0
votes

Could anyone please explain and direct me link or resource to read about how the kafka consumers works in below scenarios.

  1. One consumer group with 5 consumers and topic with 3 partitions (how kafka decides )

  2. One Consumer group with 5 consumers and topic with 10 partitions ( how kafka share load)

  3. Two consumer group with 1 consumer each and kafka cluster of 2 servers where one topic is partitioned between node 1 and node 2 , how duplications can be avoided when consumers from different groups subscribed to one partition.

The above may not a best practice when configuring kafka , but i need to know how it handled.

Thanks in Advance.

2

2 Answers

4
votes

It's not Kafka itself to assign partitions, but one of the consumers. The first one joining a consumer group will be elected as sort of "leader" and we'll start assigning partitions to the other consumers. Of course, every time a new consumer joins the group, the Kafka "controller" let the leader consumer to know about that and it starts the rebalancing re-assigning partitions. It's the same when a consumer leaves a consumer group.

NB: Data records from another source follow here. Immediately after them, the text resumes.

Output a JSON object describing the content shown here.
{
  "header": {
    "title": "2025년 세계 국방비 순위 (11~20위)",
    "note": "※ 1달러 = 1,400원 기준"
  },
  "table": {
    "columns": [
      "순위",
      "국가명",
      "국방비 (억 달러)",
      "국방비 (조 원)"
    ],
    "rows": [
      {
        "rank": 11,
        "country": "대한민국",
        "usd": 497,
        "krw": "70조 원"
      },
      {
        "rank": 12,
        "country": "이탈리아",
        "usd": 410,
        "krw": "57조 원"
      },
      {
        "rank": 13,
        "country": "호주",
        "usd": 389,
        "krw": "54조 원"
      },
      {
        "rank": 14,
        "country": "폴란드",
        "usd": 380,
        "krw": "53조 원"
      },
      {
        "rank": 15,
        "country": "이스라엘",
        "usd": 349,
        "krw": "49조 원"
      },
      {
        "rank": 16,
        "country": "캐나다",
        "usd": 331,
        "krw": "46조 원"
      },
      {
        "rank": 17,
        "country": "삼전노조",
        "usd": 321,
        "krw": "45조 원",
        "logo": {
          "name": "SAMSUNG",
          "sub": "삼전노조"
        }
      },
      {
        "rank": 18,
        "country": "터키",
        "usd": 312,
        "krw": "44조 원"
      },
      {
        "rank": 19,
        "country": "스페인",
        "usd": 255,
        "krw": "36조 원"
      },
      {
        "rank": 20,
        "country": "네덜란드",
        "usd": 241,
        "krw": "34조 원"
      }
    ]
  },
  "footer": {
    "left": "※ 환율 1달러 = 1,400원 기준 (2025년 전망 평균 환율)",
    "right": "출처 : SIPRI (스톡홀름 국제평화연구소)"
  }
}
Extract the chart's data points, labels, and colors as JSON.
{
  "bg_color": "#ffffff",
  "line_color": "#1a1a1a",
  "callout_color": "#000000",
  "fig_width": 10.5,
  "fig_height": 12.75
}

To confirm that the consumer is involved on that, the strategy for partition assignment is specified by the partition.assignment.strategy property in a consumer configuration. The default value is RangeAssignor while the other ones are RoundRobinAssignor and StickyAssignor. You can find more about how they work here:

https://kafka.apache.org/21/javadoc/org/apache/kafka/clients/consumer/RangeAssignor.html https://kafka.apache.org/21/javadoc/org/apache/kafka/clients/consumer/RoundRobinAssignor.html https://kafka.apache.org/21/javadoc/org/apache/kafka/clients/consumer/StickyAssignor.html

Said that, what happens specifically in your scenarios?

  1. 3 consumers will get one partition each. The other 2 will be idle.
  2. each consumer will get 2 partitions
  3. Using different consumer groups mean pure pub/sub where the consumer groups get same messages. In your case with 1 topic and 2 partitions (on 2 brokers), the two consumers each in one different consumer group, will get the same messages from all 2 partitions. If consumers are part of different consumer groups you cannot avoid duplication, it's how Kafka works.
1
votes

It depends on partition.assignment.strategy property, which is set to the class org.apache.kafka.clients.consumer.RangeAssignor bu default. From the java doc:

The range assignor works on a per-topic basis. For each topic, we lay out the available partitions in numeric order and the consumers in lexicographic order. We then divide the number of partitions by the total number of consumers to determine the number of partitions to assign to each consumer. If it does not evenly divide, then the first few consumers will have one extra partition. For example, suppose there are two consumers C0 and C1, two topics t0 and t1, and each topic has 3 partitions, resulting in partitions t0p0, t0p1, t0p2, t1p0, t1p1, and t1p2. The assignment will be: C0: [t0p0, t0p1, t1p0, t1p1] C1: [t0p2, t1p2]

You can provide your own strategy by implementing org.apache.kafka.clients.consumer.internals.PartitionAssignor. There is a good article on Medium about it.